2005-03-20 07:00:00 | Weblog
 今日の「お気に入り」は、山本夏彦さん(1915-2002)のコラム集から。

 「職人と芸術家は区別しがたい職人の上手が芸術家だと思って、たいした間違いはない。」

  (山本夏彦著「変痴気論」所収)


 「個性というものは、生きてあるかぎりあり続けるから、二十年でも三十年でも続いてよさそうだが、その全盛時代はまず三年かと

  私は見ている。」

 「(才能というものは)のぼり坂が三年、のぼりつめて三年、くだり坂が三年、〆て十年続けばいいほうである。」

 「自分が自分をまねするのは、まねの中で情けないものの一つであるが、ながく生きた芸術家のまぬかれぬところである。
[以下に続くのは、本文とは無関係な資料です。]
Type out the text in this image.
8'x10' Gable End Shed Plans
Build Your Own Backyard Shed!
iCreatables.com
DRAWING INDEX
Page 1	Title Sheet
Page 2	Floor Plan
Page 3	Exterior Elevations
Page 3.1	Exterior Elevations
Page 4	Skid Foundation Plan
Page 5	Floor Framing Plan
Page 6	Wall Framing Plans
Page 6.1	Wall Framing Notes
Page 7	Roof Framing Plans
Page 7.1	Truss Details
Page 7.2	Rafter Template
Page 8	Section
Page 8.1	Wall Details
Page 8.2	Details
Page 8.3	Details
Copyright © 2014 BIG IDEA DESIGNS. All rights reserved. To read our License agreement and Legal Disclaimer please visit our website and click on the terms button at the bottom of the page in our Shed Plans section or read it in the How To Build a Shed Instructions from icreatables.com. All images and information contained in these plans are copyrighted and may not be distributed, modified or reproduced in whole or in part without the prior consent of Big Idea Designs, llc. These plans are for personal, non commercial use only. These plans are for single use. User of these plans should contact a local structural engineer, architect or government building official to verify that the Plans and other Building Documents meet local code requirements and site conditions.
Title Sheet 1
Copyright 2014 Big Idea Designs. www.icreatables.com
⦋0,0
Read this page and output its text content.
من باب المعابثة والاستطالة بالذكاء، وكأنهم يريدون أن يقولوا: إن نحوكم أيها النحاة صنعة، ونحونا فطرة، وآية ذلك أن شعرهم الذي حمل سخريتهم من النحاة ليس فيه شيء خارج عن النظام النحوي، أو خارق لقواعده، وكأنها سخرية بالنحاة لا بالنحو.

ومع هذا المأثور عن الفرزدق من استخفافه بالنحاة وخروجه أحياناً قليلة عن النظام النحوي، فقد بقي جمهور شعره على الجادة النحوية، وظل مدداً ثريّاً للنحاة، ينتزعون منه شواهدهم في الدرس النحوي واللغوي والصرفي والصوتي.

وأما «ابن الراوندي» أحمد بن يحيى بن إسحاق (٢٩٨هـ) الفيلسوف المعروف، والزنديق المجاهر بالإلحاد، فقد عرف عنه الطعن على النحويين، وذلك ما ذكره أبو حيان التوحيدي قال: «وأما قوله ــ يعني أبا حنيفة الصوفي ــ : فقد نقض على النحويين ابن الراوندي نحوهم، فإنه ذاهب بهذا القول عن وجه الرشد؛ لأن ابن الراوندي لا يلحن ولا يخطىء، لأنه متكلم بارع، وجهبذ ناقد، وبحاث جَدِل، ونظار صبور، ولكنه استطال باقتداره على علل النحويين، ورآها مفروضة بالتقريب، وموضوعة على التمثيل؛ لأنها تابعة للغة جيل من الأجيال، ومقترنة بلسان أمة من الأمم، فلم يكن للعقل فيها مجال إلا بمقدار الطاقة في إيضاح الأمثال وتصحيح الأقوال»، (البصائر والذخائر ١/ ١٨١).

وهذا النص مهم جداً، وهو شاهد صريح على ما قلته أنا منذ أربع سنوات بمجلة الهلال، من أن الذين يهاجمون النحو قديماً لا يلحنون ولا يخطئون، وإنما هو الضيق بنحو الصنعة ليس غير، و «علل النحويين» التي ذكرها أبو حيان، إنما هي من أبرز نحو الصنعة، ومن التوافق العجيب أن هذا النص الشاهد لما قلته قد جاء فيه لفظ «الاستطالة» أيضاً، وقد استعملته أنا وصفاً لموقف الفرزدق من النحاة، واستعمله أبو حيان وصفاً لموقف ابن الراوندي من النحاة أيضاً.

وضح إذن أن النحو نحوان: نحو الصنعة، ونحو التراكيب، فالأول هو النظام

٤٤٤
」

  (山本夏彦著「二流の愉しみ」所収)


 「著作権は以前は三十余年で自然消滅したが、それを五十年に延長せよと、作詞作曲家たちは当局に迫って、のばしてしまった

 歌は自らうたわれることを欲するのに、うたえば二重三重に金をとって、なお不足で五十年にのばすとは図々しい

 この協会はいまに我々が鼻歌をうたっても、かけつけていくらかくれと手を出すようになるに違いない

 『もらい乞食はよしとくれ』と、子供なら言うところだ。」

  (山本夏彦著「毒言独語」所収)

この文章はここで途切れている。